General Motors cut its full-year profit forecast on Wednesday, in part due to higher commodity costs as it amplified its warning that mushrooming trade conflicts could dent US and global car sales.
GM trimmed its earnings forecast from its prior range of US$5.52 to US$5.82 per diluted share to approximately $5.14 per share.
The company cited a "significant" increase in commodity costs, as well as the sinking valuation of the Argentine peso and Brazilian real that have marred its sales outlook in those markets.
GM continues to see US auto sales coming in above the solid level of 17 million vehicles for all of 2018 but views the outlook for 2019 as up in the air in light of trade policy uncertainty, said chief financial officer Chuck Stevens.
"We're not expecting a tariff impact to impact the US industry in 2018," Stevens told reporters at a briefing.
"What happens beyond 2018, I think there's a lot of uncertainty in this space at this point in time. We're going to have to see where it lands and how ultimately that impacts the US industry and the global industry frankly."
Like other leading automakers, GM has been a vocal critic of President Donald Trump's proposed tariff of up to 25 percent on foreign vehicles and parts, joining a chorus of industry officials in blasting the idea at a hearing last week.
The US giant has warned that the tariffs could "lead to a smaller GM."
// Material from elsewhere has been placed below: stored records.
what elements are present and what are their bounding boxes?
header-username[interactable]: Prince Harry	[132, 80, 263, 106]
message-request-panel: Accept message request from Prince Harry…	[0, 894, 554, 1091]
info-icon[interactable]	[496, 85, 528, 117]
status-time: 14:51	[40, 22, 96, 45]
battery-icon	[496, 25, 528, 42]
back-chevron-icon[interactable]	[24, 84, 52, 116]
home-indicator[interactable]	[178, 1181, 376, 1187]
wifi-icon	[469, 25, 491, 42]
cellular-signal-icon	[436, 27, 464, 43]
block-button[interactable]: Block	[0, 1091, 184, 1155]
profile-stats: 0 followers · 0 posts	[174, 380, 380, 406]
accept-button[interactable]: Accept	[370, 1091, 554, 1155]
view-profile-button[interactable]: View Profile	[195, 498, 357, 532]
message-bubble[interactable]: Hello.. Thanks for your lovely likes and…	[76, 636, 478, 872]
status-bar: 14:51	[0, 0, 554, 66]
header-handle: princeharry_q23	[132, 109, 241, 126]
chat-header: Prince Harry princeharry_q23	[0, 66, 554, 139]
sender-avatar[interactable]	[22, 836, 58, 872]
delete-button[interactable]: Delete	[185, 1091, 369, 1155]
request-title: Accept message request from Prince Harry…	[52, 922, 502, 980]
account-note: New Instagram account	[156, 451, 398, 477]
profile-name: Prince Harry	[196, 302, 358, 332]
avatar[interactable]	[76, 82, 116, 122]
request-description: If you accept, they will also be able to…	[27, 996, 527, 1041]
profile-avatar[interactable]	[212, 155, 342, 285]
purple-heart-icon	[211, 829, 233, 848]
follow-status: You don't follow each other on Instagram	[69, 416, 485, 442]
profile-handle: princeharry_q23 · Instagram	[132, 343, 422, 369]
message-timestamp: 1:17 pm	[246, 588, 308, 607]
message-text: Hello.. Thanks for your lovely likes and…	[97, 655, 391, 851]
The Commerce Department has been collecting public comments on the proposal and is not expected to present its findings to the White House for about two months.
The biggest US automaker reported second-quarter profit of US$2.4 billion, which was up 44 percent from the year-ago level following car sales increases in North America and China.
Revenues were US$36.8 billion, down 0.6 percent from a year ago.
GM's North America sales continued to benefit from a strong performance in sport utility vehicles, pickups and other large vehicles, with key vehicles scoring double-digit increases in sales in the United States.
GM also reported another round of strong sales in China, where its unit delivered more than 858,000 vehicles in the second quarter.
Several other industrial companies including Whirlpool and Alcoa have cited higher costs for metals and oil-related commodities as a drag in the second quarter.
One factor has been US tariffs on imported steel and aluminum. Stevens said most of GM's steel and aluminum is sourced in the US.
Regarding South American currency devaluations, Stevens said the company was hopeful the situation would improve after elections in Brazil this fall.
"We're still optimistic and constructive in South America," he said.
"With that said, we have to react long-term to the macro situation and I'm sure if we don't see improvement to the macro situation that we'll step back and take a look at it just like we have in other markets."
Stevens said GM's performance in China bested expectations in the first half of 2018 but that the second half of the year would be tougher due to more pricing pressure from competitors and the lower valuation of the Chinese yuan.
Shares of GM sank 5.4 percent to US$37.36 in pre-market trading.